February 21, 2022, 11:50 am EST
Bear Market Investment
Investing in the bear market is much harder than a bull market where most stocks are going up. In the bear market, only small portions of stocks are able to survive. Furthermore, they may be able to climb uphills by facing strong winds against them. They are certain characteristics that other stocks do not have. In this article, we list four categories for us to study: money-saving, survival mode, inflation-driven, and fixed income. Please apply the same disciplinary by cutting the loss at your pre-defined level if the stock does not go up as expected so that the loss is minimal.
Money-Saving
When the bear market arrives, most people will feel the pain. Saving money by buying from lower-cost stores, eating less from the restaurant by using more containers may become essential steps during the financial storm.
- Discount Retailer: DLTR
- Packaging / Container: NWL, SEE
Survival Mode
When the situation becomes harder, survival mode would be turned on for food-related stocks because its business is necessary to exist regardless of the market condition. People do not need to buy Oculus Quest VR headsets for survival. But, the need for food will always be there. Also, the demand for medical products is going to get stronger and higher during this difficult time. Lastly, the insurance companies are likely to do well during the bear market
- Food: KHC, SYY
- Healthcare: HSIC
- Insurance: RE, WRB, AIG, CB
Inflation-Driven
Since the trouble of the financial is based on inflation, these commodities are likely to outperform others until the rates began to turn down.

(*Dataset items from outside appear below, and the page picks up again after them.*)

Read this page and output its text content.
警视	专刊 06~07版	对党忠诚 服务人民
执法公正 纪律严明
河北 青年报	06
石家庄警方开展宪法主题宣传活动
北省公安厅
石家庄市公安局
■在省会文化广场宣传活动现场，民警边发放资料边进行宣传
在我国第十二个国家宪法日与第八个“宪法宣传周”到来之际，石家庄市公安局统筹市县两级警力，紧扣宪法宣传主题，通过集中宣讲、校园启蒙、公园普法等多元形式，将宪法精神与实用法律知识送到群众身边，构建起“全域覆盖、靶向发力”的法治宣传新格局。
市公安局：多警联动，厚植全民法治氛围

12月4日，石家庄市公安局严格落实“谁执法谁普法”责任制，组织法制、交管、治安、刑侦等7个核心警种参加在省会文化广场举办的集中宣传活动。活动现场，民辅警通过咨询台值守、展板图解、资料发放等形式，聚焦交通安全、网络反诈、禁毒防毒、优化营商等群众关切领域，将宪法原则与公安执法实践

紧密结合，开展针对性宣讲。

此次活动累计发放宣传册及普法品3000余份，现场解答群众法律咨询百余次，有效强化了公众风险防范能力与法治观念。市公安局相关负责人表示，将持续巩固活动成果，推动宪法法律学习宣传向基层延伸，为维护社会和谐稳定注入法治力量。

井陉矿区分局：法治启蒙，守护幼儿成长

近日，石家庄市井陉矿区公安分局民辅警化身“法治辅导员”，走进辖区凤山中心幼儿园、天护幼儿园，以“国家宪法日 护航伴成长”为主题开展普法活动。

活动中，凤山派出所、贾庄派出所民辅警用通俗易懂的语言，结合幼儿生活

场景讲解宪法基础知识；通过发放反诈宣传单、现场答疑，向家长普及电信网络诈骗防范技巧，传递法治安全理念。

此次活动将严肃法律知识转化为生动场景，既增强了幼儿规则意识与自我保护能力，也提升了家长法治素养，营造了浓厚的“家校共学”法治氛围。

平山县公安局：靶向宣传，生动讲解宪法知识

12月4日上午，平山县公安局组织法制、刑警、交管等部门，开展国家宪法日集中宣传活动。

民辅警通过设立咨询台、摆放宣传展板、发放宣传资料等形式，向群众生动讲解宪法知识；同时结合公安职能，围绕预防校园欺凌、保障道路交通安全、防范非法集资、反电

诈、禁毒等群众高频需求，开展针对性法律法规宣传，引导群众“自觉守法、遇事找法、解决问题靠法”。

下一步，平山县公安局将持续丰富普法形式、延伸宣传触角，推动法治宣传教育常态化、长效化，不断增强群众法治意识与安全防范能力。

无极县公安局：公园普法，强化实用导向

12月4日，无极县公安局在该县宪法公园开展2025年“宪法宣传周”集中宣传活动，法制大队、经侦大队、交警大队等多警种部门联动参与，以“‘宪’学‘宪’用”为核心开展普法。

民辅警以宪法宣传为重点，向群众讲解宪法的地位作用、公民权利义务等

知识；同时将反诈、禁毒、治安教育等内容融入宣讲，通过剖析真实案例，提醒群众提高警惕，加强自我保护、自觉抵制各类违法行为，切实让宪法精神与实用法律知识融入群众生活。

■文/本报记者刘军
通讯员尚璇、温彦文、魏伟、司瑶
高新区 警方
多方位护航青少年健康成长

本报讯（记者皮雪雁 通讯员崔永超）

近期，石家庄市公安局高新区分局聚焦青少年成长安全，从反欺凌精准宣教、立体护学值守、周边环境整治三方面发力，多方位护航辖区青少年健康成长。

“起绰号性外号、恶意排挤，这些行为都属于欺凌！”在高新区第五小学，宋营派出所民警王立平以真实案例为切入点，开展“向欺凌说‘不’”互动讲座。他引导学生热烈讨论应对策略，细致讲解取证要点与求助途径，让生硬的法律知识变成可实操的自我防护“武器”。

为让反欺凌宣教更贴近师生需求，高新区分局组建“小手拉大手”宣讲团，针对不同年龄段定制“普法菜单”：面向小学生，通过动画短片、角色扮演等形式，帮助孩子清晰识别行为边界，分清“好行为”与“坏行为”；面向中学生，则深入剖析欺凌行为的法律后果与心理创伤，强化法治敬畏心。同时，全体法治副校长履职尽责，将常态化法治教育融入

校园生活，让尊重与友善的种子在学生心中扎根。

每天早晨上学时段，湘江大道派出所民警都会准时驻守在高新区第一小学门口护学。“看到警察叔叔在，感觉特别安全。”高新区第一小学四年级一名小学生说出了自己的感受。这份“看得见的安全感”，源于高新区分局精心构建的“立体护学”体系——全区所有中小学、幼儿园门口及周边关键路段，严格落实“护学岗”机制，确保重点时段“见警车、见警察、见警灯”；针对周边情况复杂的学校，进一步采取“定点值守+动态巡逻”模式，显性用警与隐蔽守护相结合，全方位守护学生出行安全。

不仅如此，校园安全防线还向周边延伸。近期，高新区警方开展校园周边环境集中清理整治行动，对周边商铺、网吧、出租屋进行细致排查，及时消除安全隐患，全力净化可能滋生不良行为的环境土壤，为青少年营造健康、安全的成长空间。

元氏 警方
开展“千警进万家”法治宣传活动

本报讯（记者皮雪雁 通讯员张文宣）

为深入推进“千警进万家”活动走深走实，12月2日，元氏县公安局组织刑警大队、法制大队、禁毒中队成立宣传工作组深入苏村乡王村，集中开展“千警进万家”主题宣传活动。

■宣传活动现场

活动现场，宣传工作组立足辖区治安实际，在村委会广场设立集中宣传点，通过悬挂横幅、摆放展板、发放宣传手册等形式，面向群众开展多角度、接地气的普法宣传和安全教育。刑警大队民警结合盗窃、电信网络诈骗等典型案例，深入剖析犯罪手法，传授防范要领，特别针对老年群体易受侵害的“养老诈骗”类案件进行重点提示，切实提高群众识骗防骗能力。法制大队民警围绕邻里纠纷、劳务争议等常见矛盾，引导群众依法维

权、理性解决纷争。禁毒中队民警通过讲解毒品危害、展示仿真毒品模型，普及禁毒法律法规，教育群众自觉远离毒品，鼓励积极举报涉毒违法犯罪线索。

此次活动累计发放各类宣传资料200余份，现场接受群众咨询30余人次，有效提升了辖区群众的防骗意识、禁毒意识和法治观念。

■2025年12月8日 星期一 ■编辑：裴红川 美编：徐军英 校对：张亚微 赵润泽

- Basic Material: AA, NUE, STLD
- Precious Metal: NEM, GOLD
- Energy: WES
Fixed-Income
Although the dividends may be cut or the underlying stock price may go down, high dividends are still attractive choices to provide income during the bear market. Recently, there are covered-call ETFs available that provide double digits (12%) dividends return annually. They still carry risks but they are worth attention.
- High Dividends: ZIM (14%), MO (+7%)
- Covered-Call ETF: RYLD, QYLD (12%)
In principle, most traders and investors are going to be losers during the bear market because they keep betting the market or stocks would go up with their timing. Unfortunately, the market will prove that they are wrong by getting lower at the expected pace and events. Therefore, it is important to stay calm and conservative by protecting your assets and making steady upwards in your portfolio. You do not need to be fast but the winners are those who can laugh at the end of the bear markets.